If all these coins were stored together in the same environment for as long as is suggested they would all have a similar patination regardless of composition. There is just way too much variance for them all to have come from the same place. You are, of course, entitled to your opinion, however, these are obviously not a 'hoard.'

MY RESPONSE:

So the color should be exactly the same regardless of metal composition even if the coins have been out of the original environment for more than 25 years and stored in various places in a humid environment like Florida? Can you please tell me the research you have based this on or point me to a website that has this information?

EBAYER RESPONSE:

'The rate at which patina accumulated on a coin is proportional to the concentration of pollutants in the air. The nasty, sulfur-laden air over a major city will tone a coin faster than the air in an isolated forest.

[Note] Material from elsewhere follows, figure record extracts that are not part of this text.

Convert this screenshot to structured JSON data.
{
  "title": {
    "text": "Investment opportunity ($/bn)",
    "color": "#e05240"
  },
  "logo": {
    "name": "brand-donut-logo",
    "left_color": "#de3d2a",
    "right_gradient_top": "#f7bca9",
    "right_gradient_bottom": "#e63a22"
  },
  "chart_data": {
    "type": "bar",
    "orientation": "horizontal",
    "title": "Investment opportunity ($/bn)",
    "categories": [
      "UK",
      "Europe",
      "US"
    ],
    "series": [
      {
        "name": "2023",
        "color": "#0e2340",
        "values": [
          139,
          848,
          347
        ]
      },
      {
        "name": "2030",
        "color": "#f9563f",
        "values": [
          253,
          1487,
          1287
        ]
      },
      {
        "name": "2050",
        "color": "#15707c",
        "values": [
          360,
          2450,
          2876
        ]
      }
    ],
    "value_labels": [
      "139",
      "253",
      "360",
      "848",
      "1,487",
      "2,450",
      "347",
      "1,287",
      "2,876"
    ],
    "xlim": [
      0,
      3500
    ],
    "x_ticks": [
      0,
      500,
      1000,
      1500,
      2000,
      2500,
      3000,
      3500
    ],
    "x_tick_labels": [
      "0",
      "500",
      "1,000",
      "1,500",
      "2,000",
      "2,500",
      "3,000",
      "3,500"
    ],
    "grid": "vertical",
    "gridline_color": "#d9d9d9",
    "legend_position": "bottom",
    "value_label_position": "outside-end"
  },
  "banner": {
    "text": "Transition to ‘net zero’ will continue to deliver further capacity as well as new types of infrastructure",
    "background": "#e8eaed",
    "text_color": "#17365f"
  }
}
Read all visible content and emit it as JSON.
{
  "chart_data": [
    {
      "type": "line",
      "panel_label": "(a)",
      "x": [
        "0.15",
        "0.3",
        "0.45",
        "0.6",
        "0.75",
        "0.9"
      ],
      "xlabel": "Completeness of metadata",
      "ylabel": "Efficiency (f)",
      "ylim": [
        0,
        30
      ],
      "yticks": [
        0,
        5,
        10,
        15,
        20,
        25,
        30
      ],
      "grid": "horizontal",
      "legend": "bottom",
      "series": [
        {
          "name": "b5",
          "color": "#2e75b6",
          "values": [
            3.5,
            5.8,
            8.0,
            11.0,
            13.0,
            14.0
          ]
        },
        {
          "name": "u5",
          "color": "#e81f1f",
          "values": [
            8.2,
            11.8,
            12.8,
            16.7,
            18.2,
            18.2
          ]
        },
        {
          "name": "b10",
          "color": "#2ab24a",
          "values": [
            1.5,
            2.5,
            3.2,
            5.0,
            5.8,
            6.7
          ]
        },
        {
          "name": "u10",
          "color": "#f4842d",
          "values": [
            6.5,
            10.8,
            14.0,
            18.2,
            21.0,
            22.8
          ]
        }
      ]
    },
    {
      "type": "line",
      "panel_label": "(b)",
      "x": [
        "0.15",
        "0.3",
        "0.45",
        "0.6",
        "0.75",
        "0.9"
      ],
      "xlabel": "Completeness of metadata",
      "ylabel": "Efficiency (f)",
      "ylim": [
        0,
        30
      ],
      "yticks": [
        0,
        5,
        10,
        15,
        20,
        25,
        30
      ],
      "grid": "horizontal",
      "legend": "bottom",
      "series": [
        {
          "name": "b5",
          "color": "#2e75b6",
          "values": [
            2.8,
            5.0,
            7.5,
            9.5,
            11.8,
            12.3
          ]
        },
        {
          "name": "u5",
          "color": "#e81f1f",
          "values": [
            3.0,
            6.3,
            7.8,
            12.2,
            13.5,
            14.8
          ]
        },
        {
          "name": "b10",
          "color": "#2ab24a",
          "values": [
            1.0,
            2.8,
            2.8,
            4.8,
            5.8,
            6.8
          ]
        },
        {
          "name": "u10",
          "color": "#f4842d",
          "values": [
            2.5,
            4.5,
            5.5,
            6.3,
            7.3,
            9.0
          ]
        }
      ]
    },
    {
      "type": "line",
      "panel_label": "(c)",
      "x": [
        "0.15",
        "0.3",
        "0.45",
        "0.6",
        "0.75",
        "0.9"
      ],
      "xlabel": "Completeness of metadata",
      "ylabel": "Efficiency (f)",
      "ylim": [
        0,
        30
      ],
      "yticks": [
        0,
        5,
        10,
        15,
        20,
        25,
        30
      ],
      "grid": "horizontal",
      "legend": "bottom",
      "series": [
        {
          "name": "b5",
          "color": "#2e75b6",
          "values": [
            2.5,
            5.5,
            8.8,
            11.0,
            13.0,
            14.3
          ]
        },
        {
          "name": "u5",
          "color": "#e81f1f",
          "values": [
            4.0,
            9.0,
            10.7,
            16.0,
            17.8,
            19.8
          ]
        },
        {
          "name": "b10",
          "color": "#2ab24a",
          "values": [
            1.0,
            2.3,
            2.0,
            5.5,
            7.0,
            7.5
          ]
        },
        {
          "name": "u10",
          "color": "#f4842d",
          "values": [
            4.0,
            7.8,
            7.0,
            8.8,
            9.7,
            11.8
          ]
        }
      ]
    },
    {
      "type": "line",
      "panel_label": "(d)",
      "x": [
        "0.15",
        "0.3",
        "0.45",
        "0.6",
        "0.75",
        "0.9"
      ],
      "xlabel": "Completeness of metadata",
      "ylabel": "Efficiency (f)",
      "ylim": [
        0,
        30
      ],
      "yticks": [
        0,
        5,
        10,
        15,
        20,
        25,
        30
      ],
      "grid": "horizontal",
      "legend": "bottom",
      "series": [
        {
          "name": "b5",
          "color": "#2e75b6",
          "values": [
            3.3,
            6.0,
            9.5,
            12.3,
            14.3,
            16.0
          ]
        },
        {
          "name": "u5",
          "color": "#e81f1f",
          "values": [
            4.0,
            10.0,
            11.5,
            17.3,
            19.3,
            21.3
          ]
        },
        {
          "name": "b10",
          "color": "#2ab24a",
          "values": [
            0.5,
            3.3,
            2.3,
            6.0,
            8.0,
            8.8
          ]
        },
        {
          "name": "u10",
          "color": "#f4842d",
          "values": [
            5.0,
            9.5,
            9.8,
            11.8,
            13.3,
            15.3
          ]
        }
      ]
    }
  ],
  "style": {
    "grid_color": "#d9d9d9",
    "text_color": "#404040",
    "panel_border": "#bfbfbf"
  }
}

Local environmental factors also can speed the process. Silverware, both sterling and plate, is famous for tarnishing rapidly in the presence of egg yolks, which have a significant amount of organically bound sulfur. The black tarnish is nothing more than silver sulfide. Coins stored in the same environment for a number of years, over decades or even centuries will all display a similar patina.'

MY RESPONSE:

I think you have formulated your opinion either on something you have read or heard, or you have first hand experience or you are making this up. So I ask again, on what research or information do you base your conclusions on?

EBAYER’S LAST RESPONSE:

I can see that this is pointless, however you should know that I am the author of several papers concerning contemporary counterfeit halfpence, and I can tell you that the story in your description is 'formulated' and that the coins were thrown together only recently. I've heard every story imaginable, since 1969, and this is just another.
Good luck with your auctions.


CONCLUSION

The EBAYER did not back up any of his comments but he did succeed in leaving me with my own doubts about the guy I bought the coins from, so I decided to ask some of the members of my regional coin association, including some ancient coin numismatists and some colonial copper specialists. I received varying opinions but generally they told me the EBAYER was partially right but only if the coins were buried in the ground or were in a humid unchanging environment. In fairness to the EBAYER, I did use the word "excavation" in the story which may imply to some that the coins were buried. The box containing the coins was found in a root cellar under a false floor. Root cellars are nice and dry and have some air circulation; not too little, not too much - about as perfect a place as you could find back then to preserve something. Additionally, the club members mostly agreed that the varying metal compositions and 25 years out of the original location would affect the color. I can't prove the story, so the final decision is up to you.